This week’s TGIF considers the decision of Currie, in the Matter of The Country Wellness Group  FCA 1455, where the administrators approached the Court for orders to justify their continuation of inter- company loans and to limit any personal liability.
On 27 August 2018, administrators were appointed to a number of companies which operated as a corporate group.
The administrators initial investigations revealed a complex web of inter-company loan arrangements whereby the more profitable companies provided financial support to those less profitable pursuant to various loan agreements.
Shortly following their appointment, the administrators applied to the Court for orders under s 447D of the Corporations Act 2001 (Cth) (the Act) that:
- they would be justified and acting properly & reasonably by extending particular loans to certain borrowing entities during the administration period; and
- any personal liability from the continuation of these loans be limited to the value of the borrowing company’s assets (so as to allow the administrators to rely upon their indemnity against those assets to satisfy that liability).
Additional time was also sought for the administrators to determine whether to allow certain companies to continue to incur rent and other liabilities which, under s443B(2) of the Act, would begin to accrue five business days after the administration began.
Was it appropriate to extend the inter-company loans?
The Court agreed that, in the circumstances, the administrators were justified in extending the loans in the manner they had outlined.
The following factors were relevant in guiding the Court’s discretion to make the order sought:
- the corporate group had historically operated in the way the administrators intended to continue such that an order in terms described ensured consistency with the ordinary financial position;
- the proposed lending was for limited purposes (essential & recurring business expenses) and required for those less profitable companies to survive pending a sale;
- the order was for a limited duration (a period of three weeks) to allow trading to continue thus preserving value; and
- the order would not prejudice creditors and, on the evidence adduced, was likely to promote a better outcome than an immediate liquidation.
Should the administrators be relieved from personal liability?
Under s 443A(1)(d)-(f) of the Act, administrators will be personally liable for the repayment of money borrowed. The Court considered that, in the circumstances, it should limit the administrators from any personal liability by extending the inter-company loans.

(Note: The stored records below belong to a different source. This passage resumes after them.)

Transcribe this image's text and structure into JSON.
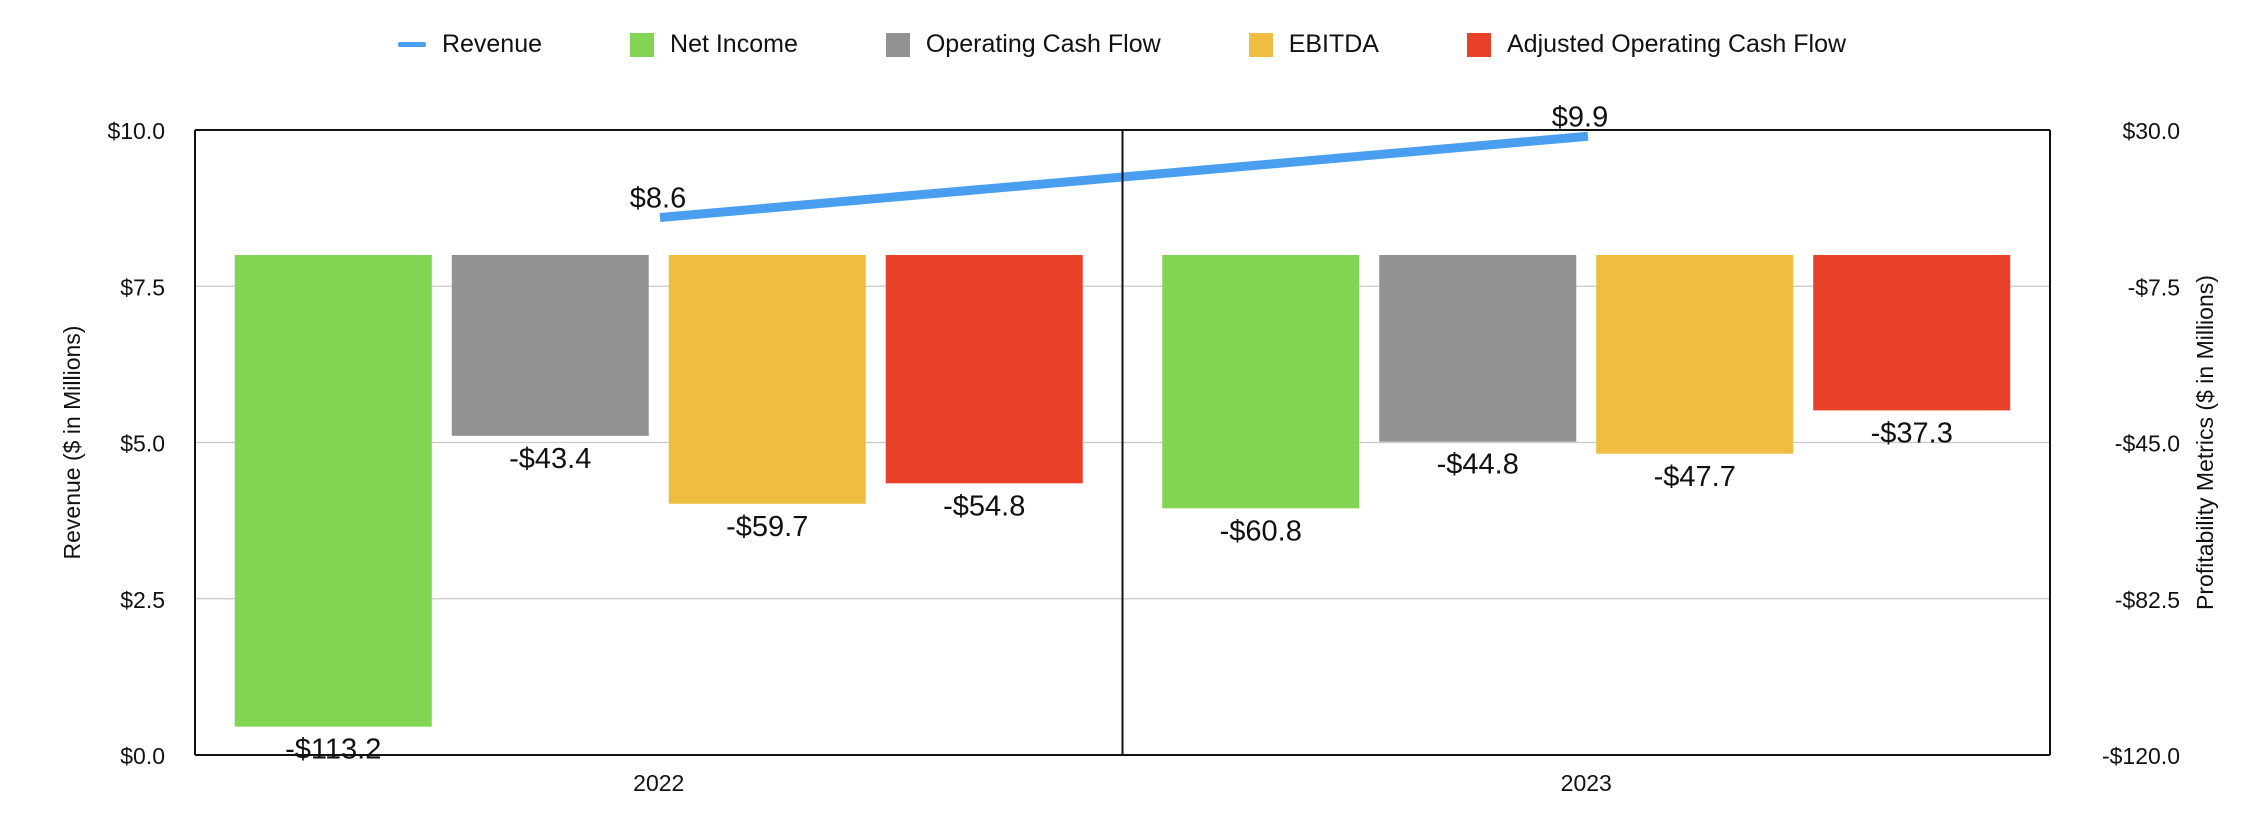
{
  "chart_data": {
    "type": "bar",
    "categories": [
      "2022",
      "2023"
    ],
    "series": [
      {
        "name": "Net Income",
        "color": "#82d552",
        "values": [
          -113.2,
          -60.8
        ],
        "labels": [
          "-$113.2",
          "-$60.8"
        ]
      },
      {
        "name": "Operating Cash Flow",
        "color": "#929292",
        "values": [
          -43.4,
          -44.8
        ],
        "labels": [
          "-$43.4",
          "-$44.8"
        ]
      },
      {
        "name": "EBITDA",
        "color": "#efbd41",
        "values": [
          -59.7,
          -47.7
        ],
        "labels": [
          "-$59.7",
          "-$47.7"
        ]
      },
      {
        "name": "Adjusted Operating Cash Flow",
        "color": "#e94127",
        "values": [
          -54.8,
          -37.3
        ],
        "labels": [
          "-$54.8",
          "-$37.3"
        ]
      }
    ],
    "line_series": {
      "name": "Revenue",
      "color": "#4a9ef0",
      "values": [
        8.6,
        9.9
      ],
      "labels": [
        "$8.6",
        "$9.9"
      ]
    },
    "y_left": {
      "label": "Revenue ($ in Millions)",
      "range": [
        0,
        10
      ],
      "ticks": [
        0,
        2.5,
        5,
        7.5,
        10
      ],
      "tick_labels": [
        "$0.0",
        "$2.5",
        "$5.0",
        "$7.5",
        "$10.0"
      ]
    },
    "y_right": {
      "label": "Profitability Metrics ($ in Millions)",
      "range": [
        -120,
        30
      ],
      "ticks": [
        -120,
        -82.5,
        -45,
        -7.5,
        30
      ],
      "tick_labels": [
        "-$120.0",
        "-$82.5",
        "-$45.0",
        "-$7.5",
        "$30.0"
      ],
      "bar_baseline": 0
    },
    "grid": true,
    "legend_position": "top-center"
  },
  "legend": {
    "items": [
      {
        "label": "Revenue",
        "kind": "line",
        "color": "#4a9ef0"
      },
      {
        "label": "Net Income",
        "kind": "box",
        "color": "#82d552"
      },
      {
        "label": "Operating Cash Flow",
        "kind": "box",
        "color": "#929292"
      },
      {
        "label": "EBITDA",
        "kind": "box",
        "color": "#efbd41"
      },
      {
        "label": "Adjusted Operating Cash Flow",
        "kind": "box",
        "color": "#e94127"
      }
    ]
  }
}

By reference to the principles laid out by Gilmour J in Re Mentha, it was held that the limitation was appropriate given the uninterrupted flow of funds would enable the business to trade, avoid a premature liquidation and give the administrators the best opportunity to realise the highest value possible for the group.
Extensions of time under s 443B
Section 443B(3) of the Act requires an administrator to make an election, within 5 business days after the beginning of the administration, whether to continue to incur liabilities with respect to property of which someone else is the owner or lessor. If the notice required to be given is not provided within the timeframe specified, the administrator will be liable for rent or other amounts payable by the company under the relevant agreement.
In this instance, the evidence before the Court led to a conclusion that it was appropriate to extend, for a period of three weeks, the time for the making of an election under s 433B(3) which relieved the administrators of any liabilities under various leases.
In the Court’s view, the attempts by the administrators to resolve issues concerning these liabilities in the time available (for example, the time spent identifying the lessors of all equipment leased by the various entities and negotiating with real property lessors), was sufficient to justify the making of the order sought and permit rational decisions to be made regarding the various leases.
When faced with a complex appointment, across multiple companies in a corporate group, administrators can encounter a wide range of challenging issues and competing interests. Many of these issues must be dealt with within the strict time periods stipulated by the Act and often in circumstances where administrators may be personally liable for debts incurred.
This case serves as a useful reminder of the utility of approaching the Court for guidance, seeking approval with respect to a proposed decision and limiting personal liability if the course of action put forward is in the interests of creditors and consistent with the objectives of Part 5.3A of the Act.